Oltre l’ombra: quando la luce sceglie di attraversare il buio.

di Salvatore Sconzo

Oltre L'ombra di Carlo Oriani

La fotografia nasce da un paradosso: per esistere ha bisogno della luce, ma vive anche grazie alle ombre. È proprio in questo spazio di confine che Carlo Oriani costruisce Oltre l’ombra, un romanzo che non si limita a raccontare una storia, ma accompagna il lettore lungo un percorso fatto di ferite, inquietudini e possibilità di rinascita.

Fotografo prima ancora che scrittore, Oriani possiede uno sguardo allenato a cogliere ciò che spesso sfugge agli altri. Nel suo romanzo trasferisce questa sensibilità sulla pagina, trasformando parole e immagini in strumenti capaci di esplorare gli angoli più nascosti dell’animo umano. Il risultato è una narrazione che genera suspense, ansia e paura, ma che sa anche fermarsi davanti alla fragilità delle emozioni e alla forza silenziosa della commozione.

L’amore, nelle sue molteplici forme, attraversa l’intera vicenda. C’è quello che si trasforma in ossessione e finisce per consumare chi lo vive; c’è quello che diventa passione autentica, ricerca dell’altro, desiderio di rinascita. Non esistono sentimenti monolitici nelle pagine di Oriani: ogni emozione possiede sfumature, contraddizioni, zone di luce e zone d’ombra.

L’autore attinge anche a frammenti della propria esperienza personale, affidando alla scrittura emozioni, desideri e paure che acquistano così una dimensione universale. È forse questa una delle chiavi più preziose del romanzo: la capacità di trasformare il vissuto individuale in qualcosa che appartiene a tutti. L’esperienza, la saggezza maturata nel tempo e il desiderio di condividere ciò che si è imparato lungo il cammino diventano strumenti per aiutare il lettore a guardare oltre le proprie ombre. Proprio come un padre fa coi propri figli.

Naturalmente la fotografia occupa un ruolo centrale. Non soltanto come professione o sfondo narrativo, ma come autentica metafora dell’esistenza. Oriani ci conduce tra gallerie fotografiche, scatti e immagini che sembrano custodire significati impossibili da tradurre completamente in parole. Eppure Oltre l’ombra dimostra che letteratura e fotografia possono dialogare in modo profondo.

Nell’Ottocento la fotografia rappresentò una rivoluzione capace di affiancare la parola scritta, offrendo una nuova forma alla realtà raccontata dagli autori. Oggi, in un’epoca dominata dalle immagini, Oriani compie il percorso inverso: laddove i social strumentalizzano questa magia, lui restituisce alla fotografia una dimensione narrativa e interiore. L’immagine non è più soltanto ciò che mostra, ma anche ciò che suggerisce, nasconde, evoca.

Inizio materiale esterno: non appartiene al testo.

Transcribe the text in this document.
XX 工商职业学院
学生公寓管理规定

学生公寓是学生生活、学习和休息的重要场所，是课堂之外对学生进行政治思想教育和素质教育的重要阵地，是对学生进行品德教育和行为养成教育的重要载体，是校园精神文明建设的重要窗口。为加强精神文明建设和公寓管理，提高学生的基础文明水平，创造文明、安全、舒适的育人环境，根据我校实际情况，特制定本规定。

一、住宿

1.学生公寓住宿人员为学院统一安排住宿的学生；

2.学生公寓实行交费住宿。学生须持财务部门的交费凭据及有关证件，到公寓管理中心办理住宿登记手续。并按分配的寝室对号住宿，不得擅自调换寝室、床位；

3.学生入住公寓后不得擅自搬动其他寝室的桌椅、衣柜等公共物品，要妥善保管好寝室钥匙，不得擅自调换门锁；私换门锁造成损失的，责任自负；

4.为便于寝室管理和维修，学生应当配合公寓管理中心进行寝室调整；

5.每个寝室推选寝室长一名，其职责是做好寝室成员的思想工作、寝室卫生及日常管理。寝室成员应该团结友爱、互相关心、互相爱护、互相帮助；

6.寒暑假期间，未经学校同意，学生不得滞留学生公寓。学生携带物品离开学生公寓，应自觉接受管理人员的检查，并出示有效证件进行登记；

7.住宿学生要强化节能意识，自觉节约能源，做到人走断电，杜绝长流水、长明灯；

La fotografia diventa così un mezzo di riconciliazione. Tra il mondo interno e quello esterno. Tra noi e la realtà. Tra la mente, il corpo e la natura. Non è soltanto l’arte di catturare un istante, ma quella di comprenderlo, trasformarlo e consegnarlo a una nuova forma di immortalità. Ogni scatto rappresenta una possibilità di dialogo con ciò che siamo e con ciò che ci circonda.

Anche i luoghi assumono una funzione simbolica. Milano emerge come una presenza viva: una città che accoglie e protegge, ma che allo stesso tempo rivela la propria vulnerabilità. Le sue strade, i suoi silenzi, le sue luci notturne diventano il riflesso delle inquietudini dei personaggi. Persino gli scenari che dovrebbero evocare serenità — i panorami lacustri, gli spazi aperti, la quiete della natura — possono essere raggiunti dalle ombre che ciascuno porta dentro di sé.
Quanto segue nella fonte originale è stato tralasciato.